Salaün le Fou
Posté par francesca7 le 5 mai 2013
Vie de Salaün ar Foll
ND du Folgoët
Récit d’Albert Le Grand publié en 1636
L’histoire Miraculeuse de Nostre Dame du Follcoat, au Diocese de Leon, a esté ecrite par Jean de Land-Goëznou, Abbé du Monastere de Land-Tevenec, Ordre de S. Benoist, Diocese de Cornoüaille, lequel est témoin oculaire; & de luy l’a prise Messire René Gaultier (1) qui l’a insérée en sa Legende, & est telle: Environ l’an de grace 1350, seant en la Chaire Apostolique le Pape Clement VI, Charles IV du nom tenant les resnes de l’Empire, & le Roy Jean regnant en France, durant le plus fort des guerres Civiles entre le Duc Jean de Montfort (depuis surnommé le Conquerant) et Charles de Chastillon, dit de Blois, Comte de Penthévre, devers sa femme, pour la Duché de Bretagne, Guillaume de Roche-fort estant Evesque de Leon, vivoit, au territoire de Les-Neven, un pauvre garçon idiot, nommé Salaun, qui signifie Salomon, lequel avoit l’esprit si grossier, qu’encore qu’il fust envoyée de bonheur aux écolles, jamais il ne peut apprendre autre chose que ces deux mots: Ave Maria; lesquels il récitoit continuellement avec grande devotion & consolation de son Ame.

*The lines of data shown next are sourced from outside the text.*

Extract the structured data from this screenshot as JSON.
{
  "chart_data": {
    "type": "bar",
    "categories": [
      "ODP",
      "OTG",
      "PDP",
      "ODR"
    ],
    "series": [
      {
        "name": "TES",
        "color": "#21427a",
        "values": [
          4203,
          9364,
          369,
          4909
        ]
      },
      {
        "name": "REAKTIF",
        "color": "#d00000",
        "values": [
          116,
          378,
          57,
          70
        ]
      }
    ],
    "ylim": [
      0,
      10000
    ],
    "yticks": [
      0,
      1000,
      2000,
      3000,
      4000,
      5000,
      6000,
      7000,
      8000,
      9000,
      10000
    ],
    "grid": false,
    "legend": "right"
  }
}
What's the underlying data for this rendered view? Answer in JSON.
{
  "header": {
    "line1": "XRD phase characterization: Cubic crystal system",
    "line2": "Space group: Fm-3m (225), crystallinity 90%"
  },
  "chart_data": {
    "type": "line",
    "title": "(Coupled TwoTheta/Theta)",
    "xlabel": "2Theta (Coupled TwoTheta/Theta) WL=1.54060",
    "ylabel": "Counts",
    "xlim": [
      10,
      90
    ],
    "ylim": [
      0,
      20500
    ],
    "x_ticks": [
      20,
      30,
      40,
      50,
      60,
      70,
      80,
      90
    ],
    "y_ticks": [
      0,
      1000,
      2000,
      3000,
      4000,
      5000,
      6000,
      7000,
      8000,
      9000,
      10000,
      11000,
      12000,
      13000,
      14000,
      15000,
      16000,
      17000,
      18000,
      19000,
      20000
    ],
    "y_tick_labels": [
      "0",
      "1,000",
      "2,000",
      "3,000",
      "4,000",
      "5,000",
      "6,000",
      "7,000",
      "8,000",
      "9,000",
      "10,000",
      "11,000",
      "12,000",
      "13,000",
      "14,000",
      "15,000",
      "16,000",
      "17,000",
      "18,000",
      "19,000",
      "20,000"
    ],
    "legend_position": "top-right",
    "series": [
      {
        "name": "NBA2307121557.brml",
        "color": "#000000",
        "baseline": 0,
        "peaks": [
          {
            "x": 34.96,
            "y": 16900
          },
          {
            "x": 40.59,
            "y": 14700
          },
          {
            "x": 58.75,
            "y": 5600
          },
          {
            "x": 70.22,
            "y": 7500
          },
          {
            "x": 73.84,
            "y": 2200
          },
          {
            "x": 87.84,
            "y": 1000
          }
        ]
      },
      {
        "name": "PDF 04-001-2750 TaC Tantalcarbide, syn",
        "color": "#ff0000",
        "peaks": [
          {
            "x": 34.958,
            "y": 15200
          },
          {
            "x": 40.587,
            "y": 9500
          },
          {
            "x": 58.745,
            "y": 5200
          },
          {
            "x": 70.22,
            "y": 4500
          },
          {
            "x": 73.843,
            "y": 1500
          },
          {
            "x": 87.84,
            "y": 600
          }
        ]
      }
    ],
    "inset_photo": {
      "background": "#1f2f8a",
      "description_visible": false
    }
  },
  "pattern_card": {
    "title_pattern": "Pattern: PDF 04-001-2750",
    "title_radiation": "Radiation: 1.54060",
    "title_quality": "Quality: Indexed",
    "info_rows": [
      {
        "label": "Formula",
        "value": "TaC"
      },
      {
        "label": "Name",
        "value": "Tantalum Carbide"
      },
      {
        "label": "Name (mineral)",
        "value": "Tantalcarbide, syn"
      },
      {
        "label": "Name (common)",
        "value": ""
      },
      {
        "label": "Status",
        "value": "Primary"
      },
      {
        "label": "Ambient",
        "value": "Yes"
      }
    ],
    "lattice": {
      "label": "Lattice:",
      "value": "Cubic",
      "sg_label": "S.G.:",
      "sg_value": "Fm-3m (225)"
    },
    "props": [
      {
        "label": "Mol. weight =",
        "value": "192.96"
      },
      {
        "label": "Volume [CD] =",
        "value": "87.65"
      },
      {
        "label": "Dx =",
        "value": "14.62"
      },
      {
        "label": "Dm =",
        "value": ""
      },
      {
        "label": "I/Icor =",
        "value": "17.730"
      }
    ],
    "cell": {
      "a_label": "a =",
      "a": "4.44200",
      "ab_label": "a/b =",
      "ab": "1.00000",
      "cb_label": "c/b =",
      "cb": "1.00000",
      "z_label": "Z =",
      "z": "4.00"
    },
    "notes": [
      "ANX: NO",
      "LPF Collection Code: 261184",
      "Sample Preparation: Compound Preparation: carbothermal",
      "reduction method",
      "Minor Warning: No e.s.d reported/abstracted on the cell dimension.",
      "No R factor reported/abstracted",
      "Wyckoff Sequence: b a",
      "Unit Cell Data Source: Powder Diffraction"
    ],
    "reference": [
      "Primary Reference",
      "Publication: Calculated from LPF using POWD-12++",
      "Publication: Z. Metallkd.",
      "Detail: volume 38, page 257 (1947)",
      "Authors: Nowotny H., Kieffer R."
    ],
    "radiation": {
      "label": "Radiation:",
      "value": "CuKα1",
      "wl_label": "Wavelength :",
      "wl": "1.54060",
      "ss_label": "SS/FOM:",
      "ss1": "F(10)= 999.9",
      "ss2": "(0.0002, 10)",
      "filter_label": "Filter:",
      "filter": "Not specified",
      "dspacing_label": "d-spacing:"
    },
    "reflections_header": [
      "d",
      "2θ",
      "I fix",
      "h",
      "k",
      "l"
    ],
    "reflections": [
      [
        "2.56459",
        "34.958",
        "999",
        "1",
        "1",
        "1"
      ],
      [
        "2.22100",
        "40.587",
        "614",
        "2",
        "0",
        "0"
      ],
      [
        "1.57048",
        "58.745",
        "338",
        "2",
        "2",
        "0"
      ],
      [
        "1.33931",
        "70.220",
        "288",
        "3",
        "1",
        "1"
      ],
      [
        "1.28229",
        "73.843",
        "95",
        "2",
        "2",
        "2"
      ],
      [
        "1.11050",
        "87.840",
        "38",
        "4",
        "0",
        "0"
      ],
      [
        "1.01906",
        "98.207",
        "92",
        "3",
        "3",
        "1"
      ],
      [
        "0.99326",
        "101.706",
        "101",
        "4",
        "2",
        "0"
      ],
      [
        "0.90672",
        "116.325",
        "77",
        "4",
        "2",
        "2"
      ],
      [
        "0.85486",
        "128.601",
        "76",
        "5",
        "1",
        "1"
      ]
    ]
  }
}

II. Ses parens estans decedez, il fut contraint de mendier sa vie, ne sçachant aucun mestier pourrait gagner. Il faisoit sa demeure dans un bois, à l’extrémité de la Paroisse de Guic-Elleaw, prés d’une fontaine; n’usant d’autre lict que la terre froide, sur laquelle il se couchoit, à l’ombre d’un arbre tortu, qui luy servoit de Ciel & de pavillon. Il estoit pauvrement vestu, deschaux la plus part du temps. Il alloit, tous les matins, à la Ville de Les-neven, distante de demie lieuë de son bois, où il entendoit la Ste Messe, pendant laquelle, il prononçoit continuellement ces mots: Ave Maria, ou bien en son langage O! Itroun Guerhez Mari, c’est-à-dire: O! Dame Vierge Marie! La Messe oüye, il alloit mendier l’aumône par la ville de Les-Neven, que luy donnoient volontiers les Citoyens & Soldats de la Garnison; puis; s’en retournant à son Hermitage, rompoit son pain & le trempoit dans l’eau de sa fontaine & le mangeoit sans autre assaisonnement que le saint Nom de Marie, qu’il repetoit à chaque morceau. Lorsqu’il faisoit froid, il se plongeoit dans l’eau de sa fontaine jusques aux aisselles et y demeuroit longtemps, chantant toûjours quelque couplet ou rythme Breton à l’honneur de N. Dame: puis, ayant repris ses accoutremens, il montoit dans son arbre, &, empoignant une branche, se bransloit en l’air, criant à pleine teste: O! Maria, O! Maria!
III. Les villageois du voisiné, voyans ses déportements, le jugerent fol, & ne l’appeloit-on partout autrement que Salaun-ar-foll, c’est à dire, Salomon le fol. Une fois, fut rencontré par une bande de Soldats qui couroient la poule sur la campagne, lesquels l’arresterent & luy demanderent qui vive: « Je ne suis (dit-il) ny Blois, ny Mont-fort (voulant dire, qu’il n’estoit partisan ny de Charles de Blois, ni du Comte de Mont-fort), VIVE LA VIERGE MARIE! » A ces paroles, les Soldats se prirent à rire, l’ayant foüillé, ne luy trouvant rien qui leur fust propre, le laisserent aller. Il mena cette maniere de vie l’espace de 39 ou 40 ans, sans jamais avoir offensé ny fait tort a personne. Enfin, environ l’an 1358, il tomba malade, & ne voulut, pour cela, changer de demeure, quoy que les habitans des villages circonvoisins luy offrissent leurs maisons. Il demanda le Curé de Guic-Elleaw, auquel il se confessa, &, peu aprés, deceda paisiblement, le premier de Novembre, jour de Toussaints. Son corps fut enterré dans le cimetiere de Guic-Elleaw (& non au lieu où il mourut, qui estoit terre prophane) sans autre solemnité. Mais Dieu vouloit que sa sainte Mere fust glorifiée en ce sien serviteur, & fit paroistre aux yeux de tous combien cette devotieuse affection qui portoit à la glorieuse Vierge Marie luy avoit esté agreable.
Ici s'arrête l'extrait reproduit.